Le principal outil pouvant enrichir massivement les héritiers est l’assurance vie. Deux éléments sont à l’origine de cette situation.

Le premier est que, en cas de décès prématuré, peu de primes ont été payées, alors qu’une somme importante est versée au bénéficiaire. Un compte dans lequel on aurait épargné le montant de la prime aurait ainsi nécessité un rendement élevé pour donner le même résultat.

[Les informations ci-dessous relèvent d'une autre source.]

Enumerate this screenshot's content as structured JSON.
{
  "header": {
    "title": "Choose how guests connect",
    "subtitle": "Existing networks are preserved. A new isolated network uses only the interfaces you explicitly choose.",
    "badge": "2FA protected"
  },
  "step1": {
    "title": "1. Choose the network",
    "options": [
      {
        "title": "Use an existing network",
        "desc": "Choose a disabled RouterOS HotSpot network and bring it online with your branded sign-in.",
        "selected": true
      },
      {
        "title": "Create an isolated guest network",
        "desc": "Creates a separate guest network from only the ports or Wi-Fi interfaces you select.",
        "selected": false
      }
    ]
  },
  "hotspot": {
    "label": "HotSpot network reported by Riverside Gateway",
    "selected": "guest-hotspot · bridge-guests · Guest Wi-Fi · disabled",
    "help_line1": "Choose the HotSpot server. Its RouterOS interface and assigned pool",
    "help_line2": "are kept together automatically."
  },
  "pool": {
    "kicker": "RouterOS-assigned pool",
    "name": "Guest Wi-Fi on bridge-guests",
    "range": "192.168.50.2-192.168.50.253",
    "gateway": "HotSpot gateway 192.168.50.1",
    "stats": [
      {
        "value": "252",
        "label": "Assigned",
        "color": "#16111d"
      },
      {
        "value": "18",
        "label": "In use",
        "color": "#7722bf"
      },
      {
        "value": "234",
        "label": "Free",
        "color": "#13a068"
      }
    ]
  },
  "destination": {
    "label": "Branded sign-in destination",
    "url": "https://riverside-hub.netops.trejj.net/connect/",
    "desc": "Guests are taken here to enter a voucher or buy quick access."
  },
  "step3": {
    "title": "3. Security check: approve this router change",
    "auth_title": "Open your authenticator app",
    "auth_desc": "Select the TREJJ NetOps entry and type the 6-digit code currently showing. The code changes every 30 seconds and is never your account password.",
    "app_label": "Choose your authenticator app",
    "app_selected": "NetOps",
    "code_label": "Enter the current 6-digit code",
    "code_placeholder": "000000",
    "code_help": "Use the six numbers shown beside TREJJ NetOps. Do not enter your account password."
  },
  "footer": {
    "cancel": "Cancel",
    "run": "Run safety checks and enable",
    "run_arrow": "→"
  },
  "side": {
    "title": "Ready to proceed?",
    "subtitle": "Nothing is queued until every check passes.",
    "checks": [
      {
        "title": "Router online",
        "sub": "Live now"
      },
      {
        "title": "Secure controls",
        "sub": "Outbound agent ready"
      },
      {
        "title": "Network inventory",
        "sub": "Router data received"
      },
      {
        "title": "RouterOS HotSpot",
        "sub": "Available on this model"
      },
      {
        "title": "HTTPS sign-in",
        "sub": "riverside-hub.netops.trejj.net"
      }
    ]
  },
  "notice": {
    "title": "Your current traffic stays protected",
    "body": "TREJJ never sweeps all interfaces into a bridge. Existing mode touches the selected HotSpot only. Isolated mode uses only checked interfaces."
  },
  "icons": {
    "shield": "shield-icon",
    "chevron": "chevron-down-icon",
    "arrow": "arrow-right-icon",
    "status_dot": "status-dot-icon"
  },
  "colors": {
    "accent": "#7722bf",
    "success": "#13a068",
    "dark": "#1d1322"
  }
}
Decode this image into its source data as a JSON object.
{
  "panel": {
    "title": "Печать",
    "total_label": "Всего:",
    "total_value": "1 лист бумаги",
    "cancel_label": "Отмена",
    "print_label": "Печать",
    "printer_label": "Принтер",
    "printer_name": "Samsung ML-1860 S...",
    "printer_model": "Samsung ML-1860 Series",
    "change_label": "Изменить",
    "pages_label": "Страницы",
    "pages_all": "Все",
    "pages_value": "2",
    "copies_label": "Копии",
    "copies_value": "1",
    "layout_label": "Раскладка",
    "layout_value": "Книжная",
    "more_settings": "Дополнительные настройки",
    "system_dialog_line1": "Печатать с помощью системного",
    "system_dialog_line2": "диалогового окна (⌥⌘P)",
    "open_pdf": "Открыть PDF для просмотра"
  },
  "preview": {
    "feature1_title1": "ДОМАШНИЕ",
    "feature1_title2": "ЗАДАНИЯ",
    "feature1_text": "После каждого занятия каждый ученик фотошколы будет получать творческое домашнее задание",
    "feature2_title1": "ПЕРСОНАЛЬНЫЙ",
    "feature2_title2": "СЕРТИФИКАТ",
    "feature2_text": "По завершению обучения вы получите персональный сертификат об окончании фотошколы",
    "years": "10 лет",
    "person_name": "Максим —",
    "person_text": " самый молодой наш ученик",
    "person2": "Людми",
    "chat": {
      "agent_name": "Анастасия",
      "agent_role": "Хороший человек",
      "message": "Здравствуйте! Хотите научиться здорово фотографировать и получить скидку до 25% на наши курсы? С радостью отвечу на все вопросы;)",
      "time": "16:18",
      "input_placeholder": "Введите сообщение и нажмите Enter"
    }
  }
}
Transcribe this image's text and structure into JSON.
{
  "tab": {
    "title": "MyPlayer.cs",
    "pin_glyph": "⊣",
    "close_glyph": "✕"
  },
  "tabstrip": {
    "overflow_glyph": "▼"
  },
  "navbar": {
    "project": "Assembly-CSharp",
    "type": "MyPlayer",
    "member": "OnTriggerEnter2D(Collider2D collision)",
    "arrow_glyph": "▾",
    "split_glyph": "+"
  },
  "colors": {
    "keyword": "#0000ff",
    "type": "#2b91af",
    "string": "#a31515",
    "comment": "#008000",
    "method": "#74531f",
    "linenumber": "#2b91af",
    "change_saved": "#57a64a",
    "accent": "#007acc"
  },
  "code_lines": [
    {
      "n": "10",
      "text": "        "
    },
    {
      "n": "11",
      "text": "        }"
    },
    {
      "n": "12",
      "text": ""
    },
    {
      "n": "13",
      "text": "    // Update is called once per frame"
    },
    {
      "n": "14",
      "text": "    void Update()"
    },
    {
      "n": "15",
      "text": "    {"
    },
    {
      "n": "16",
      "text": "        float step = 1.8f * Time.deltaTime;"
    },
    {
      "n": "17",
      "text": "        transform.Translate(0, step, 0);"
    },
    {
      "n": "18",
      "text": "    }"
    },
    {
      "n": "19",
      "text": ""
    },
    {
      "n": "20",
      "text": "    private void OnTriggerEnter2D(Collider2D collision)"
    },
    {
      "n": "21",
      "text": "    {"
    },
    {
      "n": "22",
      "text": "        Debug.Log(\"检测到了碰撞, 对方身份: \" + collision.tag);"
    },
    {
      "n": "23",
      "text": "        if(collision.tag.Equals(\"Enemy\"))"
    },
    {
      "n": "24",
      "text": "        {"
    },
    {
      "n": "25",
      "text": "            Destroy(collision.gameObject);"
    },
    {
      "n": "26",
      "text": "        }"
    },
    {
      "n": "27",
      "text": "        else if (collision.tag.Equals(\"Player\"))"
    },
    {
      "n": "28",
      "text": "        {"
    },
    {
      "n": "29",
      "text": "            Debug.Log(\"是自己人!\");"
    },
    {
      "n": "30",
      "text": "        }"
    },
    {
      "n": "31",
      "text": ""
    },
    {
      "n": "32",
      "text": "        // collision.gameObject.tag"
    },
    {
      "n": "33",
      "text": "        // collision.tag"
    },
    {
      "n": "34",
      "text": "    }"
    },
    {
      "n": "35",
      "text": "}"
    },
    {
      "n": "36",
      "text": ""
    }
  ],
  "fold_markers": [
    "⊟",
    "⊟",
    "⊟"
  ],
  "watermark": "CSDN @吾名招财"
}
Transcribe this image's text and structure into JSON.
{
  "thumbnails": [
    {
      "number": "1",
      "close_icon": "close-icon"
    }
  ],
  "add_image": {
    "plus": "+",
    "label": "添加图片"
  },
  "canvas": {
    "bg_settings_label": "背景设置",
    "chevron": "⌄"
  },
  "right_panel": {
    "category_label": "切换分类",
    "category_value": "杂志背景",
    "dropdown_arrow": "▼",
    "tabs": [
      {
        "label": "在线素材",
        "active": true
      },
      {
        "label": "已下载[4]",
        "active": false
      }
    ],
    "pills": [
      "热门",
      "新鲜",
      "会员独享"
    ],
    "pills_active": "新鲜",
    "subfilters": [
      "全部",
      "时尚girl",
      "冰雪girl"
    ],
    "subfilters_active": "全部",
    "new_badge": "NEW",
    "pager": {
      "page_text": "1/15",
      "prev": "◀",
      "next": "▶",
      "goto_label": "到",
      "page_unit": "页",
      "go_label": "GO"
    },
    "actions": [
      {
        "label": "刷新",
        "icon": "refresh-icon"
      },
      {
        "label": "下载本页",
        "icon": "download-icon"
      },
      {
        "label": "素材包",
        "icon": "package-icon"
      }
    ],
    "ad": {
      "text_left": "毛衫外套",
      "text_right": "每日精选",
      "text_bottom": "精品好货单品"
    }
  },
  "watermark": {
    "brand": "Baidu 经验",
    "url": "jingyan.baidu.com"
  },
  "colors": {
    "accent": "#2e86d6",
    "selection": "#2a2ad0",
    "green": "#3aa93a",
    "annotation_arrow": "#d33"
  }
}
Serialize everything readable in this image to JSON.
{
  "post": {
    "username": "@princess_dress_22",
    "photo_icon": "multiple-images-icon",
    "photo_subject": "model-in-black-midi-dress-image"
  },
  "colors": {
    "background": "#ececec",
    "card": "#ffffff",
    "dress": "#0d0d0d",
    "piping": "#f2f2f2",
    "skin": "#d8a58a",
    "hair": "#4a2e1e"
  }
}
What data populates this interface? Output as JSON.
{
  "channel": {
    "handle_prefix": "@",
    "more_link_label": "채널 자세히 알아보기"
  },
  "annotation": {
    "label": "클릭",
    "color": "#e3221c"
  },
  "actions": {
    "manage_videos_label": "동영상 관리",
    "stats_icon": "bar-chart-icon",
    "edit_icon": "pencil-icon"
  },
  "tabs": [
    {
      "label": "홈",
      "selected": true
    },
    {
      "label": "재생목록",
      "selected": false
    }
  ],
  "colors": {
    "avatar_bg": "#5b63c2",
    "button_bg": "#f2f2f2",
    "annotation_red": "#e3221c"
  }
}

Le rendement nécessaire à un tel compte « alternatif » décroît donc avec le temps, mais il est très élevé pendant plusieurs années. Par exemple, si Jean-Guy, un client fortuné de 55 ans, souscrit une assurance vie de 1M$ et qu’il décède après avoir payé seulement trois primes de 50 000 $, on comprend aisément que s’il avait investi ces 150 000 $, le rendement nécessaire aurait été extraordinairement élevé dans notre exemple, 131 % par année… net !

Évidemment, si le client décède à un âge très avancé, il aurait eu intérêt à investir sa prime d’assurance vie au lieu de souscrire une police sur sa tête ou au dernier décès du couple. Même si cette situation s’avère, le désavantage de l’assurance vie sera souvent négligeable. Le risque associé au fait de ne pas souscrire une police est tellement plus grand qu’il n’existe, rationnellement, aucun motif pour ne pas s’engager dans une assurance vie si la personne a une assurabilité ordinaire. Si votre client fait l’objet d’une surprime, la situation peut être moins claire.

Le deuxième élément favorisant l’assurance vie est le fait que cette dernière jouit d’un avantage fiscal important : le capital-décès est payé sans impôt. Si c’est une société par actions qui est bénéficiaire, le coût de base rajusté (CBR) de la police doit être soustrait du capital-décès et ce résultat augmente le compte de dividendes en capital (CDC), ce qui permet le versement d’un dividende libre d’impôt. Les propositions de réformes fiscales avancées par le gouvernement fédéral en juillet pourraient toutefois changer cette situation.

J’aime bien présenter un tableau au client avec, pour chaque âge de décès possible, le rendement (en intérêt ou autre) devant être réalisé dans un compte non enregistré afin de donner le même résultat aux héritiers, de même que la probabilité de survenance du décès selon une table de mortalité reconnue. Évidemment, avec le temps, le rendement nécessaire est décroissant et la probabilité de décès augmente. Le client a ainsi une vue d’ensemble de sa situation et peut alors prendre une décision éclairée.

Un exemple simplifié pour un homme non fumeur et une police avec un capital-décès de 1M$ est présenté dans le tableau ci-contre.

L’efficacité de l’assurance vie est plus grande lorsque la police est souscrite par une société par actions plutôt qu’individuellement. Le même constat s’applique lorsque la police est détenue personnellement par les assurés : le taux de rendement est plus élevé lorsque la police est souscrite sur deux têtes (conjointe dernier décès) que sur une seule.

Les fonds constitués en société

Les fonds constitués en société par actions, aussi appelés fonds « corpo » ou fonds « catégorie », permettent également au client de s’enrichir de façon importante. Un investisseur dans ce type de fonds devient un actionnaire d’une société par actions, et non le bénéficiaire d’une fiducie comme dans le cas des fonds constitués en fiducie.

Les investissements que la société par actions fait génèrent des intérêts, des dividendes et du gain en capital. Or, les dépenses d’exploitation (salaires des gestionnaires, frais de transactions, taxes, frais légaux…) de la société sont appliquées, en priorité, à l’encontre des revenus d’intérêt et de dividendes étrangers, traités comme du revenu d’intérêt.

L’objectif ultime de ces fonds est de ne créer aucun revenu imposable – donc de n’avoir aucune distribution de bénéfices à faire à ses actionnaires – et d’avoir une plus-value générée uniquement par la plus-value des titres que la société détient. De grosses pertes en capital ont été produites dans le passé, notamment en 2008-2009. Suivant la règle fiscale habituelle, ces pertes ont été appliquées à l’encontre des gains en capital des années ultérieures. Il en va de même chaque année ; les pertes en capital réduisent le gain en capital imposable.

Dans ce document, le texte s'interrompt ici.